Student thesis: Doctoral Thesis

View graph of relations


Related Research Unit(s)


Awarding Institution
  • Lin ZHANG (Supervisor)
  • Wen ZHOU (External person) (External Co-Supervisor)
Award date27 Oct 2023


Tropical cyclones (TCs) have shown a growing threaten to coastal regions with an increasing trend in intensity and a coastalward migration. This study aims to explore the potential of interpretable machine learning (ML) techniques in forecasting and analyzing TC intensity on different time scales.

Firstly, on the interdecadal and interannual time scales, the pHash+Kmeans clustering algorithm is designed to cluster TCs over the western North Pacific (WNP) based on the genesis environments. The clustering results suggest the interdecadal variation in WNP TCs, including an abrupt decrease in the eastern WNP after 1997 and an increasing trend in the South China Sea after 2010. The clustering results also indicate that after 1997, intense TCs show little change in frequency but a coastalward migration, and RI events shift 5.5° westward (4.5° northward) in El Niño (La Niña) years.

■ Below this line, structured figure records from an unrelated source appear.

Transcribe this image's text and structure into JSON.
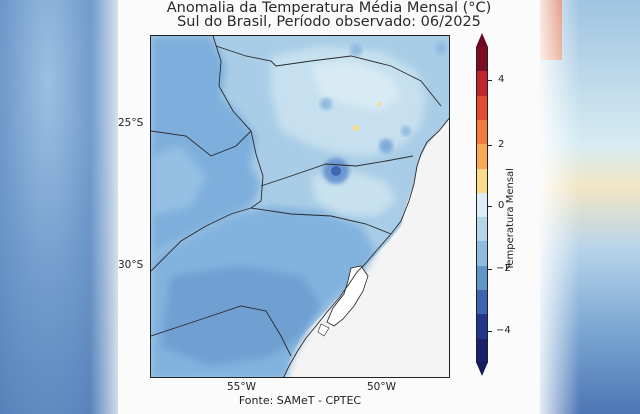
{
  "title": {
    "line1": "Anomalia da Temperatura Média Mensal (°C)",
    "line2": "Sul do Brasil, Período observado: 06/2025"
  },
  "map": {
    "lat_labels": [
      "25°S",
      "30°S"
    ],
    "lon_labels": [
      "55°W",
      "50°W"
    ],
    "source": "Fonte: SAMeT - CPTEC"
  },
  "colorbar": {
    "label": "Temperatura Mensal",
    "ticks": [
      "4",
      "2",
      "0",
      "−2",
      "−4"
    ],
    "colors": [
      "#7d0c25",
      "#c0262d",
      "#e44a32",
      "#f47a3f",
      "#f8a957",
      "#f8dc8c",
      "#dceef6",
      "#b6d5ea",
      "#8fbcde",
      "#6295c8",
      "#3c64b0",
      "#23348f",
      "#1b1f6b"
    ],
    "over_color": "#6c0a22",
    "under_color": "#161a5a"
  }
}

Secondly, on the monthly scale, the Convolutional long short-term memory (ConvLSTM) model is built to predict the sea surface and subsurface temperature fields over the Pacific. Future WNP thermodynamic conditions and the NINO 3.4 index are obtained from the prediction results to determine future WNP TC activities.

Finally, on daily and hourly time scales, the Vision Transformer architecture is applied to extract TC intensity from satellite images and forecast the TC intensity change based on the environmental conditions. The attention map analysis shows the positive correlation between cloud patterns and TC intensity, and the environmental contribution to TC intensity change.

In conclusion, this study proposes an interpretable ML system for understanding and forecasting TC intensity on different time scales, including a pHash+Kmeans cluster algorithm for analyzing long-term variation, a ConvLSTM model for monthly prediction, and ViT-based models for TC intensity estimation and forecasting.